Gold price (XAU/USD) has corrected sharply after failing to recapture the critical resistance of $1,930.00 in the Asian session. The precious metal has witnessed a loss in the upside momentum as the US Dollar Index (DXY) is showing signs of recovery after dropping to near 101.70. The USD Index is gaining traction as investors are getting anxious ahead of the interest rate decision by the Federal Reserve (Fed).
The correction in the Gold price seems mild as Fed chair Jerome Powell is expected to further decelerate the pace of the interest rate hike. Meanwhile, S&P500 futures have eased some gains recorded on Tuesday as investors believe that further interest rate hikes by the Fed will escalate recession fears in the United States. The 10-year US Treasury yields have dropped below 3.52%.
Apart from the Fed’s monetary policy, US Automatic Data Processing (ADP) Employment data and ISM Manufacturing PMI will be of utmost importance. As per the consensus, the US economy has added fresh 170K jobs in January from the former release of 235K. While the Manufacturing PMI is expected to decline to 48.0 against 48.4 released earlier.

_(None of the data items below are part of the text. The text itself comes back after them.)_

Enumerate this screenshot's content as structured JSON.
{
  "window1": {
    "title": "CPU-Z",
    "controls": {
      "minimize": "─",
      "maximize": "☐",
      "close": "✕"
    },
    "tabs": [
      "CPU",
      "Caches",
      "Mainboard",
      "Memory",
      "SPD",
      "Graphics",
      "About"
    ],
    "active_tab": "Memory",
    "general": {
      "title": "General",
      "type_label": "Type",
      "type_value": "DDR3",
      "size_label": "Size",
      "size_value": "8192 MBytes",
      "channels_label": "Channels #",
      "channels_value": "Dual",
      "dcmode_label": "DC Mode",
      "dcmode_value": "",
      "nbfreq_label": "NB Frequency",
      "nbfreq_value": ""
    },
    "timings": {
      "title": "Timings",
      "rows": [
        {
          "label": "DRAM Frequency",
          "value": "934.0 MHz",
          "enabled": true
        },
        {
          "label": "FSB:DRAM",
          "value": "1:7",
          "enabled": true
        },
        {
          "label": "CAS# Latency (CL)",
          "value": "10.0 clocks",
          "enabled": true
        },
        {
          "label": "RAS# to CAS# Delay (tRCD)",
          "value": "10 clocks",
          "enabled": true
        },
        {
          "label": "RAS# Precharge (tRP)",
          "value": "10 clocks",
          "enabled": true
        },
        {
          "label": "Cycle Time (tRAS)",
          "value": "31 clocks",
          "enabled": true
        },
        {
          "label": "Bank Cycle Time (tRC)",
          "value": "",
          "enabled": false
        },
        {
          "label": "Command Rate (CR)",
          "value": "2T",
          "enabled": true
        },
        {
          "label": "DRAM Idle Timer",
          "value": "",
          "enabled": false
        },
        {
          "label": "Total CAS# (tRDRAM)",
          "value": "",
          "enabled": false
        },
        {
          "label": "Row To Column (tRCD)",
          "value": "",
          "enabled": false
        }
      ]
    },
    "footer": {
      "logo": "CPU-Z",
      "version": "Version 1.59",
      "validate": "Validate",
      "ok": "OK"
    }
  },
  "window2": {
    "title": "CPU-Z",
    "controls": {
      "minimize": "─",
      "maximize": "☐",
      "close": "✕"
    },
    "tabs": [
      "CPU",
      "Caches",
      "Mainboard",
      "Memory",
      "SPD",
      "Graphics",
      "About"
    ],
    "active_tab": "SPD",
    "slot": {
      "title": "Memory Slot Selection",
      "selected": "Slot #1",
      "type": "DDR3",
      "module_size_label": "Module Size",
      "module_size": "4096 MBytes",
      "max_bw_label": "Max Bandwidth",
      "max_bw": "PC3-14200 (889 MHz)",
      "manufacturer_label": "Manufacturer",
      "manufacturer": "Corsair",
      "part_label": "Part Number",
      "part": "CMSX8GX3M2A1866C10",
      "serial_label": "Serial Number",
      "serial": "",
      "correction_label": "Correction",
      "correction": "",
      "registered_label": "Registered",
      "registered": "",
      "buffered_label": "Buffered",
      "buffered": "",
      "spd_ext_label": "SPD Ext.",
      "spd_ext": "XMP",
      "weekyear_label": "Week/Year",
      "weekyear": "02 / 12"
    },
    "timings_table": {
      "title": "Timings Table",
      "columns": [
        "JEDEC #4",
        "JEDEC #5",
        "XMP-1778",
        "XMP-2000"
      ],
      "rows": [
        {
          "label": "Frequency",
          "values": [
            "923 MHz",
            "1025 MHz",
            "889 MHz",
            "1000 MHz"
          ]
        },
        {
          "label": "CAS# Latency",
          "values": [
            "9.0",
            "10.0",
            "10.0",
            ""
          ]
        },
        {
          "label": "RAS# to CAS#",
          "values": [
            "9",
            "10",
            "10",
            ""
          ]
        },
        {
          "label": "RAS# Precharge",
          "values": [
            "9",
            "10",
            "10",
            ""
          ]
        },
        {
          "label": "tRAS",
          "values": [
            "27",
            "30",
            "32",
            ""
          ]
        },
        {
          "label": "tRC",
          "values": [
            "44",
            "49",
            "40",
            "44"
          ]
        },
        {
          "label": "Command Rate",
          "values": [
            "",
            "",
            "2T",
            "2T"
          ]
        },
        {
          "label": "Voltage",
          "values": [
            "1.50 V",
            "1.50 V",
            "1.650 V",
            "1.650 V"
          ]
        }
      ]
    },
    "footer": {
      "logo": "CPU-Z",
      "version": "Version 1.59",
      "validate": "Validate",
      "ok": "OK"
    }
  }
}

For a longer horizon, Reuters noted that higher interest rates by the Fed will limit the Gold price ahead. According to the Reuters poll, Gold price is expected to average $1,852.50 in 2023 and $1,890 in 2024.
Gold price has shown a V-shape recovery after dropping to near the round-level resistance of $1,900.00 on an hourly scale. The precious metal has managed to shift its action above the horizontal resistance, which has become a support now, plotted from January 24 low at $1,914.19.
A bull cross, represented by the 20-and 50-period Exponential Moving Averages (EMAs) at $1,924.06, adds to the upside filters.
However, the Relative Strength Index (RSI) (14) still needs to show a confident bullish range shift for upside momentum.